Each friendship was unique to her, treasured and nurtured. To have known such love in a lifetime is to feel invincible, awash in waves of unconditional love. On many occasions it has nearly brought me to my knees for the sheer wonder of it.
And for me, not surprisingly, it is at Waverly that Maurya seems so near, although she knew Waverly only through the pictures and posts on this blog. But then, Waverly is like stepping out of time and into the endless energy of existence.
We are here to awaken from the illusion of our separateness.
~Thich Nhat Hanh~
The oneness of existence is beyond this body, this I that experiences life on the physical plane, one of seamless sensations, boundless as the breeze upon my face. On this physical plane love announces itself as sight and sound, as touch and taste, a heady aroma this experience of existence.

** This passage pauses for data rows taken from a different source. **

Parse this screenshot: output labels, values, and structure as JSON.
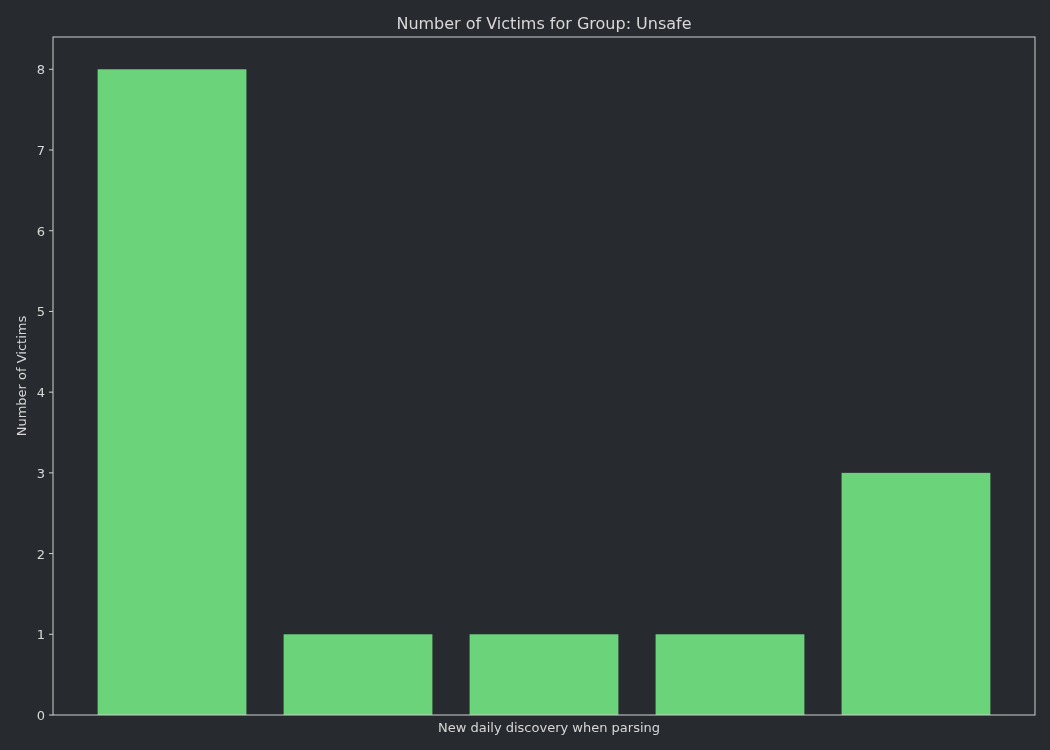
{
  "chart": {
    "chart_data": {
      "type": "bar",
      "title": "Number of Victims for Group: Unsafe",
      "xlabel": "New daily discovery when parsing",
      "ylabel": "Number of Victims",
      "series": [
        {
          "color": "#6bd47b",
          "values": [
            8,
            1,
            1,
            1,
            3
          ]
        }
      ],
      "ylim": [
        0,
        8.4
      ],
      "yticks": [
        0,
        1,
        2,
        3,
        4,
        5,
        6,
        7,
        8
      ]
    }
  }
}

It is just after 2 p.m. when the goslings and their parents slip into the waters of Waverly as I look to the northeast and to the Charles River. Endless existence washes over me in waves of gratitude that is no less than the light in the stars.
On some nights, it seems the stars wink in recognition. Perhaps they do for one day I, too, will be among the energy of existence as are those who I loved and who loved me during our shared experience on the physical plane.
Occasionally, I have thought our time together too brief but then I remember that I am not separate but one with existence beyond form, dimension or condition. I look to the light in the stars and sometimes, I wink back.